Nella pratica non sarà più sufficiente indicare obiettivi di deficit e di debito e occorrerà definire quale dovrà essere la strategia di crescita dopo la fine del Piano nazionale di ripresa e resilienza, fra meno di due anni. Il confronto tra Commissione europea e ministero dell’Economia, anche nel corso dei mesi estivi dopo la procedura per deficit eccessivo scattata a luglio, ha portato per l’appunto a pensare di strutturare un piano distribuito nell’arco di sette anni che al risanamento dei conti unisca una lista di riforme per supportare la crescita – come tra l’altro prevedono le nuove regole – invece di una correzione aggressiva su quattro anni fondata esclusivamente su interventi di finanza pubblica. In definitiva l’Italia accetta una correzione del deficit di circa 13 miliardi l’anno fino al 2031 cercando di limitare l’aumento del volume in euro della spesa pubblica al di sotto dell’1,6% in media annua.

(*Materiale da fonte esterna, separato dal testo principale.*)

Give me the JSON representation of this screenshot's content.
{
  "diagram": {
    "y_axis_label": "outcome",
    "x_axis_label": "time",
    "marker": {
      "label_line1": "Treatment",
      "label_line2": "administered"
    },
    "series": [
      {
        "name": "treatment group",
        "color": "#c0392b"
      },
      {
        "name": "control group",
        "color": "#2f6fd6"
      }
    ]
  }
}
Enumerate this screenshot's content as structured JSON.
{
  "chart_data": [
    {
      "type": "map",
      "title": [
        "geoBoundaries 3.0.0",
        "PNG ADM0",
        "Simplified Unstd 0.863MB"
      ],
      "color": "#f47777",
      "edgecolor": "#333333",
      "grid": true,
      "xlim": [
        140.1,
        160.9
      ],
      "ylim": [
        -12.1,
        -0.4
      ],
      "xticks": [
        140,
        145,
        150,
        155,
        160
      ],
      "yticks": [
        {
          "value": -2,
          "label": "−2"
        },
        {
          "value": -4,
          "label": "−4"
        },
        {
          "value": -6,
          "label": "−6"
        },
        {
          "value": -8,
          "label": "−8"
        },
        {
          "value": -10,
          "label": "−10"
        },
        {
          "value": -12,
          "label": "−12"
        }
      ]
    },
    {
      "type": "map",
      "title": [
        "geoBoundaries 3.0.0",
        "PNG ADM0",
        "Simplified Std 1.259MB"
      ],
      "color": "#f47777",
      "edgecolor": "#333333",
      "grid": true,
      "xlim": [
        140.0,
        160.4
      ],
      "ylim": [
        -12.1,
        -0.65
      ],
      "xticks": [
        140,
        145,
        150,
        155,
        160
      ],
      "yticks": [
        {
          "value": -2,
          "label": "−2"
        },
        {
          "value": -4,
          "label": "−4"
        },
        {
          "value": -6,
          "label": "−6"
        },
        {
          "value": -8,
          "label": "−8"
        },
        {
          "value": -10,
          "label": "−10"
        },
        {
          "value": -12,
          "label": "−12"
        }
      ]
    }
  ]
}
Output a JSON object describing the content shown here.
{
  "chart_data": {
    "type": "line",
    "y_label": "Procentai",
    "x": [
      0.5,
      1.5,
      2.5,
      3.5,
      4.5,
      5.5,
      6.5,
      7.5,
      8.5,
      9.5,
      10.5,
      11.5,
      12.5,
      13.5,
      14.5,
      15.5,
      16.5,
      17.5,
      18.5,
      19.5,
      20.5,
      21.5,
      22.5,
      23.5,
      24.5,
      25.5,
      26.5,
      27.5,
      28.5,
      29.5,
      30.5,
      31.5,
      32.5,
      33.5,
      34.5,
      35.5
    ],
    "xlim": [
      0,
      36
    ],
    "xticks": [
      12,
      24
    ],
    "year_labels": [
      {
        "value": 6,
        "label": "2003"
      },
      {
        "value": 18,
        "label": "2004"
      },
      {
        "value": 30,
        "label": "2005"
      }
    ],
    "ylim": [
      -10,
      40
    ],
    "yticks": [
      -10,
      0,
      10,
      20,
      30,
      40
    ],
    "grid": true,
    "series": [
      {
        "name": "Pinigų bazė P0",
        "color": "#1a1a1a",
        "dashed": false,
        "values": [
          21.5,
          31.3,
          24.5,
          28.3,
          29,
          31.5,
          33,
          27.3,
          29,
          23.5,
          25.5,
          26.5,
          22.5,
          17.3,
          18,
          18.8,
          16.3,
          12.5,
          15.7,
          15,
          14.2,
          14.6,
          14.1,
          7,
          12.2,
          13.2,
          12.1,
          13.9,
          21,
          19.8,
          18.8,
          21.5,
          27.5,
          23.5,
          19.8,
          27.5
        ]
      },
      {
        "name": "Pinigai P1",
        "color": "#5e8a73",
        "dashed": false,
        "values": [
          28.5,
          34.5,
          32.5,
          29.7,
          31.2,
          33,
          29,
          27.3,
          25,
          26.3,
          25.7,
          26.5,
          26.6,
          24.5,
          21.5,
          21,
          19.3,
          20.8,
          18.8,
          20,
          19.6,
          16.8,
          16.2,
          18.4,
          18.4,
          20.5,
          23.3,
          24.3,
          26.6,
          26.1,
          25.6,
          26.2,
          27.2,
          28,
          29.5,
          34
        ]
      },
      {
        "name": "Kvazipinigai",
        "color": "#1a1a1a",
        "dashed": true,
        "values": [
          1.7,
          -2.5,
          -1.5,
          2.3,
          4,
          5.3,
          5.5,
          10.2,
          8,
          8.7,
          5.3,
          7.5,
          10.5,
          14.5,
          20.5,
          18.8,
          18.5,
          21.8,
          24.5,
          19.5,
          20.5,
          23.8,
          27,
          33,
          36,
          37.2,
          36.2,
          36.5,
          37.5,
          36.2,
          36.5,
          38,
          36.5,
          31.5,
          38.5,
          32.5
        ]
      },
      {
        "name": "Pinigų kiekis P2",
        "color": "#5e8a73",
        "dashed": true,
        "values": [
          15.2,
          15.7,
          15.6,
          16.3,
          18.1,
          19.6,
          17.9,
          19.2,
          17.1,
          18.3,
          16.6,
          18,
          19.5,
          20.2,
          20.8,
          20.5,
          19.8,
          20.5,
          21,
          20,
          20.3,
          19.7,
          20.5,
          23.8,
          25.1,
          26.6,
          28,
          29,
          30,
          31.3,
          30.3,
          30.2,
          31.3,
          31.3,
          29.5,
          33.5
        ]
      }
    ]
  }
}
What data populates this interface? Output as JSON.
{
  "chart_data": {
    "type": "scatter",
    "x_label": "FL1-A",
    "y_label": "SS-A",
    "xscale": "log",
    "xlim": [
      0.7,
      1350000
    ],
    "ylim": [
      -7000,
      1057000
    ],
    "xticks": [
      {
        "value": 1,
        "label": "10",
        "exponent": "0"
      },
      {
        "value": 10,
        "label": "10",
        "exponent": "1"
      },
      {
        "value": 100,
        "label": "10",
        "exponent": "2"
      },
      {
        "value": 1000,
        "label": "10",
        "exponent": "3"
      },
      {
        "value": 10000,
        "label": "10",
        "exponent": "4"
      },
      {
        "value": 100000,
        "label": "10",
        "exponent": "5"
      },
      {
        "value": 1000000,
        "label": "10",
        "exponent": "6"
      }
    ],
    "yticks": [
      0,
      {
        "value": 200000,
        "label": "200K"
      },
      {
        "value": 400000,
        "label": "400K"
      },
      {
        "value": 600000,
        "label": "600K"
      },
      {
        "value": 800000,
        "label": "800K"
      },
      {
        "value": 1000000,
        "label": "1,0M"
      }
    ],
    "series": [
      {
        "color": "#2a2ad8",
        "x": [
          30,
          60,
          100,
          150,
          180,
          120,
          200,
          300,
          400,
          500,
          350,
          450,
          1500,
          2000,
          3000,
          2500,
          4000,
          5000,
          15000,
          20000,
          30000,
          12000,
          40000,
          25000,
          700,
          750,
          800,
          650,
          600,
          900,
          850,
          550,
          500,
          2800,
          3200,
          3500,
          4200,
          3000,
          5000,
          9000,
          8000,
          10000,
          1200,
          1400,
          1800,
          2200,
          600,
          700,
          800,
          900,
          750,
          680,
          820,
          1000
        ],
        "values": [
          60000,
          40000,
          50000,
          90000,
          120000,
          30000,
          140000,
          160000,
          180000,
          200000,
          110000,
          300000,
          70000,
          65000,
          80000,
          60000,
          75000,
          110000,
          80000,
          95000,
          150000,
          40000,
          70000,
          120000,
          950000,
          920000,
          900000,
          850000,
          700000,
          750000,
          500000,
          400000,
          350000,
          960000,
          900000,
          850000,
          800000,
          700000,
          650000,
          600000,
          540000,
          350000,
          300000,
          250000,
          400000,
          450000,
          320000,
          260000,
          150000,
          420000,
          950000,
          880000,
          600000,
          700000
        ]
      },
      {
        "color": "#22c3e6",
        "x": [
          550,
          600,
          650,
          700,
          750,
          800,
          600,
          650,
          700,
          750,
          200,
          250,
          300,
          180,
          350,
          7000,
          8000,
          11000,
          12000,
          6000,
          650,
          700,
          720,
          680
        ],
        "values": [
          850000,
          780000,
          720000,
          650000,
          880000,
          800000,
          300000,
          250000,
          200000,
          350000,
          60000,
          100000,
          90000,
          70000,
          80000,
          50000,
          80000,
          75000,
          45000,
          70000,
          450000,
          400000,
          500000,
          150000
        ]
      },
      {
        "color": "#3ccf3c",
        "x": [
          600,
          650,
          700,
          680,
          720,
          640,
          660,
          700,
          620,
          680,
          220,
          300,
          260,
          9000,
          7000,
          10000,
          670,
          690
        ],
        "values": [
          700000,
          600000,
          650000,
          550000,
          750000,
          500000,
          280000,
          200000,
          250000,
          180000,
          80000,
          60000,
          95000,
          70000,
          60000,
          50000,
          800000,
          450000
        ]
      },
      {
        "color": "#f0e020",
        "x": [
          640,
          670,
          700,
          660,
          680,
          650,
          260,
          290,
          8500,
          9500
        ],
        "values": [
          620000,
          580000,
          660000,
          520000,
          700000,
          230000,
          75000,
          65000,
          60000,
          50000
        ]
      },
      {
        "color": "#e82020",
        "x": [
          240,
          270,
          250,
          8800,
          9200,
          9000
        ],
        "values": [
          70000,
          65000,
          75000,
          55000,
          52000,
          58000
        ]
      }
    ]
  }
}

Tra le “raccomandazioni” che la Commissione ha rivolto all’Italia a giugno emerge la razionalizzazione degli sgravi e delle esenzioni fiscali per cui i partiti della maggioranza devono necessariamente trovare un accordo.

Di certo c’è urgente bisogno di una strategia di crescita. Il nostro Paese pur essendo tornato a crescere affronta una crescita lenta che fatica a superare l’1%, anche in questo 2024 in cui gli sforzi sul Pnrr sono al massimo e sussiste ancora un’ottima spinta da parte del Superbonus. In questo contesto Giorgetti mira a far approvare a fine settembre al Parlamento un documento di circa trenta pagine in cui sono illustrate misure strutturali sulle quali impegnarsi, a partire dalla maggioranza. I tecnici di via XX Settembre ribadiscono comunque a Bruxelles che la strategia di crescita non dipende solo dai calcoli ministeriali. La Commissione, a sua volta, “raccomanda” all’Italia di finanziare anche gli sgravi sul lavoro aggiornando i valori catastali; creare una maggiore concorrenza nelle professioni e nel commercio al dettaglio; studiare una strategia contro il declino demografico. Tutti elementi il cui compimento non si esaurisce per l’appunto con l’inserimento tecnico all’interno di un formulario ministeriale da destinare all’Unione europea.

Infine fumata bianca, peraltro unanime, per Raffaele Fitto, indicato come candidato italiano per il ruolo di Commissario europeo chiamato a rappresentare l’Italia. Si attende la ratifica europea ma a meno di clamorosi colpi di scena Fitto prenderà il posto di Paolo Gentiloni (che fu nominato dal governo Conte bis come frutto dell’accordo politico con il Pd), e durerà in carica per cinque anni. “Sono pronto a dare il mio contributo per raggiungere gli obiettivi che ci poniamo”, è stato il primo commento di Fitto.

“È una scelta dolorosa per me, credo anche per lui, e per il governo, ma è una scelta necessaria”, ha affermato Giorgia Meloni, illustrando la designazione di Raffaele Fitto in Cdm, auspicando nel contempo un atteggiamento di responsabilità da parte di tutte le forze politiche a favore del Paese Italia, superando ogni divisione per mettere al primo posto gli interessi nazionali da difendere a Bruxelles. La partita a Bruxelles non è chiusa ma il governo italiano insiste inoltre per una vicepresidenza esecutiva, in quanto “nazione fondatrice, seconda manifattura e terza economia europea, terzo Stato membro per popolazione, con primati in tantissimi campi”. Infine, sottolineano da Palazzo Chigi, il nostro Paese “oggi può contare anche su una ritrovata stabilità politica e una solidità economica che pochi altri hanno nel resto d’Europa”.